Am kommenden Dienstag steht das Rückspiel in der zweiten Qualifikationsrunde der Champions League bei HB Torshavn/Färöer Inseln (Hinspiel: 5:0) an.

Gespannt beäugt die nationale Konkurrenz die Tatsache, dass die Salzburger künftig ihren besten Torjäger Marc Janko ersetzen müssen.

Der Nationalstürmer, der in 106 Meisterschaftsspielen 75 Treffer erzielte, wechselte für eine Ablöse von 6,5 Millionen Euro zum niederländischen Meister Twente Enschede.

"Das müssen wir als Mannschaft kompensieren", forderte Stevens im "kicker".

Wiener Klubs als Konkurrenz

Ausgerechnet beim Saisonstart am Samstag (ab 17.45 Uhr LIVESCORES) muss Liga-Krösus RB Salzburg (Etat: 60 Millionen Euro) beim Kapfenberger SV antreten.

Den letzten Vergleich hatte die Elf von Stevens gegen das Team aus der Steiermark überraschend 0:2 verloren.

Als ärgste Konkurrenten sieht der 56 Jahre alte Niederländer aber die Wiener Klubs Rapid - mit dem ehemaligen 1860-München-Trainer Peter Pacult auf der Bank - und Austria.

Niedrigerer Etat

Beide Traditionsvereine verfügen mit Etats von 15 beziehungsweise 14 Millionen Euro längst nicht über die wirtschaftichen Mittel von Meister "RBS", in dessen Kader die früheren Bundesligaprofis Gerhard Tremmel, Alexander Walke und Simon Cziommer stehen.

"Salzburg ist aufgrund der finanziellen Möglichkeiten wie immer Favorit. Aber ich bin zuversichtlich, dass auch wir um den Titel mitspielen werden", sagte der deutsche Rapid-Kapitän Steffen Hofmann.

Der gebürtige Würzburger wurde in der vergangenen Saison mit 21 Treffern Torschützenkönig der österreichischen Eliteliga.

Basel Topfavorit

Auch in der Schweiz beginnt nur gut drei Wochen nach dem WM-Vorrundenaus der "Nati" von Coach Ottmar Hitzfeld der Liga-Alltag.

Der 13-malige Meister und Titelverteidiger FC Basel mit dem früheren Bayern-Profi Thorsten Fink auf der Trainerbank geht als Topfavorit ins Rennen.

Allerdings mahnt Fink vor der Doppelbelastung. "Natürlich möchten wir in die Gruppenphase der Champions League.
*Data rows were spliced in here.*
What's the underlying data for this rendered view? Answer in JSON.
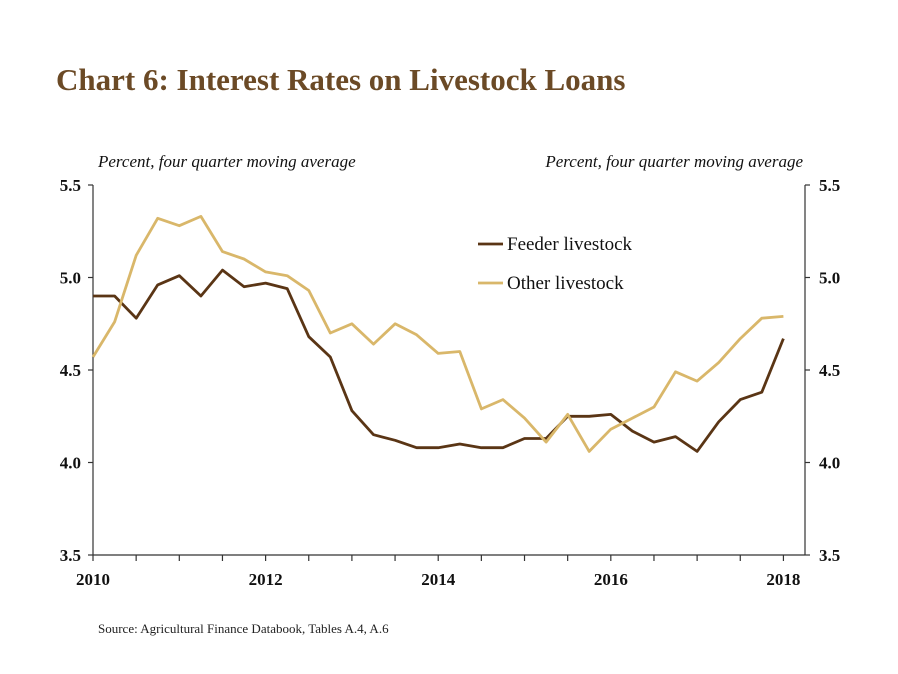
{
  "title": "Chart 6: Interest Rates on Livestock Loans",
  "left_axis_unit": "Percent, four quarter moving average",
  "right_axis_unit": "Percent, four quarter moving average",
  "source": "Source: Agricultural Finance Databook, Tables A.4, A.6",
  "chart_data": {
    "type": "line",
    "ylim": [
      3.5,
      5.5
    ],
    "yticks": [
      3.5,
      4.0,
      4.5,
      5.0,
      5.5
    ],
    "ytick_labels": [
      "3.5",
      "4.0",
      "4.5",
      "5.0",
      "5.5"
    ],
    "xlim": [
      2010,
      2018.25
    ],
    "xticks": [
      2010,
      2012,
      2014,
      2016,
      2018
    ],
    "xtick_labels": [
      "2010",
      "2012",
      "2014",
      "2016",
      "2018"
    ],
    "x": [
      2010.0,
      2010.25,
      2010.5,
      2010.75,
      2011.0,
      2011.25,
      2011.5,
      2011.75,
      2012.0,
      2012.25,
      2012.5,
      2012.75,
      2013.0,
      2013.25,
      2013.5,
      2013.75,
      2014.0,
      2014.25,
      2014.5,
      2014.75,
      2015.0,
      2015.25,
      2015.5,
      2015.75,
      2016.0,
      2016.25,
      2016.5,
      2016.75,
      2017.0,
      2017.25,
      2017.5,
      2017.75,
      2018.0,
      2018.25
    ],
    "grid": false,
    "legend_position": "upper-right inside plot",
    "series": [
      {
        "name": "Feeder livestock",
        "color": "#5a3515",
        "values": [
          4.9,
          4.9,
          4.78,
          4.96,
          5.01,
          4.9,
          5.04,
          4.95,
          4.97,
          4.94,
          4.68,
          4.57,
          4.28,
          4.15,
          4.12,
          4.08,
          4.08,
          4.1,
          4.08,
          4.08,
          4.13,
          4.13,
          4.25,
          4.25,
          4.26,
          4.17,
          4.11,
          4.14,
          4.06,
          4.22,
          4.34,
          4.38,
          4.67,
          null
        ]
      },
      {
        "name": "Other livestock",
        "color": "#d9b76a",
        "values": [
          4.57,
          4.76,
          5.12,
          5.32,
          5.28,
          5.33,
          5.14,
          5.1,
          5.03,
          5.01,
          4.93,
          4.7,
          4.75,
          4.64,
          4.75,
          4.69,
          4.59,
          4.6,
          4.29,
          4.34,
          4.24,
          4.11,
          4.26,
          4.06,
          4.18,
          4.24,
          4.3,
          4.49,
          4.44,
          4.54,
          4.67,
          4.78,
          4.79,
          null
        ]
      }
    ]
  }
}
Aber wir dürfen uns nicht zu fest darauf konzentrieren", sagte der 42-Jährige.

Frei in der Kritik

Prunkstück der Baseler ist der Sturm mit dem Ex-Dortmunder Alexander Frei und dem früheren Stuttgarter Marco Streller.

Besonders Frei steht im zweiten Jahr nach seiner Rückkehr in die Schweizer Liga im Blickpunkt. Der Angreifer hat in seiner Heimat einen schweren Stand und war auch bei der WM der ständigen Kritik seiner Landsleute ausgesetzt.

Nicht zuletzt die Auswärtsspiele setzen Frei offenbar mächtig zu. "Ich habe wohl etwas unterstätzt, dass man in den anderen Stadien ständig ausgepfiffen wird", sagte der ehemalige Borusse Frei.